Cases: former UK resident Shaker Aamer, 44, has been held at Guantánamo Bay without charge or trial for 11-and-a-half years. Via his lawyers, Aamer has alleged he was subjected to torture and other ill-treatment, including severe beatings, while held in secret US detention in Afghanistan in early 2002, and claims he has been further mistreated at Guantánamo. Along with over 100 other Guantánamo detainees, he has reportedly been on hunger strike for several months to protest at his continued detention.

SOME OF THE WORLD’S OTHER FAVOURITE DESTINATIONS
MALDIVES
Number of International tourist arrivals in 2012: 958,000
Almost three times more people visited the Maldives last year than actually live there (the country has a population of 330,000), and tourism is the country’s largest economic industry. It is particularly popular with honeymooners.
Leading attractions: apart from the beaches … Maldives’ oldest mosque Hukuru Miskiiy, the National Art Gallery, the National Stadium, and the Sultan’s Park which surrounds the National Museum, all in the capital city of Malé.
Human rights concerns:
·   *In a report issued last year called “The other side of paradise”, Amnesty documented attacks carried out by the police using truncheons and pepper-spray to crack down on largely peaceful demonstrations.
·     *There are reports that detainees have been tortured.
·     *In May this year two juvenile offenders were sentenced to death despite this being contrary to international law.

Meanwhile, the UNITED KINGDOM is ranked as the world’s eighth-most popular destination, with 29.3 million visitors in 2012.
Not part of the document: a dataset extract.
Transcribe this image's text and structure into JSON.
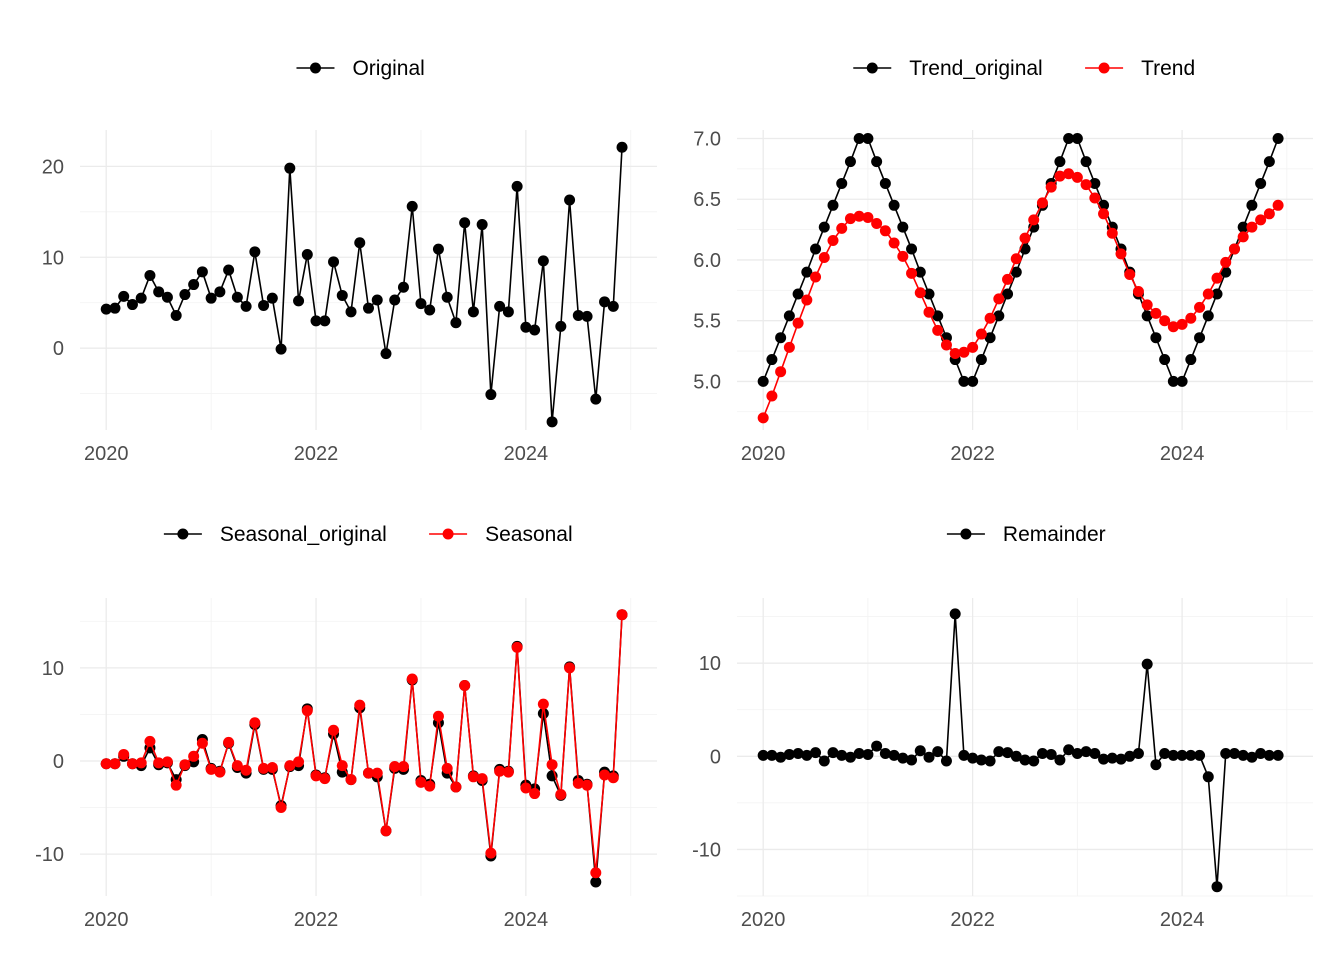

Leading attractions: the National and Tate galleries, the Houses of Parliament, Westminster Abbey, the 2012 Olympic Park, all in London; an abundance of castles including Cardiff, Edinburgh, Windsor; the historic university cities of Oxford and Cambridge; the Lake District, Peak District and the Cotswolds.
Human rights concerns:
·    *The highly controversial Justice and Security Act (allowing “secret courts”) recently passed into law despite opposition from hundreds of lawyers and numerous human rights organisations. Amnesty said the measures are an affront to the principles of open justice and are “Kafkaesque”.
·     *The recently-enacted Legal Aid, Sentencing and Punishment of Offenders Act has raised fears that changes to legal aid will seriously restrict access to justice, particularly for overseas victims of abuses by UK multinational companies.
·     *Toxic language about human rights in the UK is common. While often lauding human rights in a foreign context, some politicians treat them with contempt at home, as do sections of the media. In some quarters there has been an almost continuous drumbeat of threats to “scrap the Human Rights Act” and to withdraw from the jurisdiction of the European Court of Human Rights.
All UK tourist figures are from the Office of National Statistics.The international tourism figures are from the United Nations World Tourism Organisation.The tourist attractions listed includes information from the Lonely Planet guide.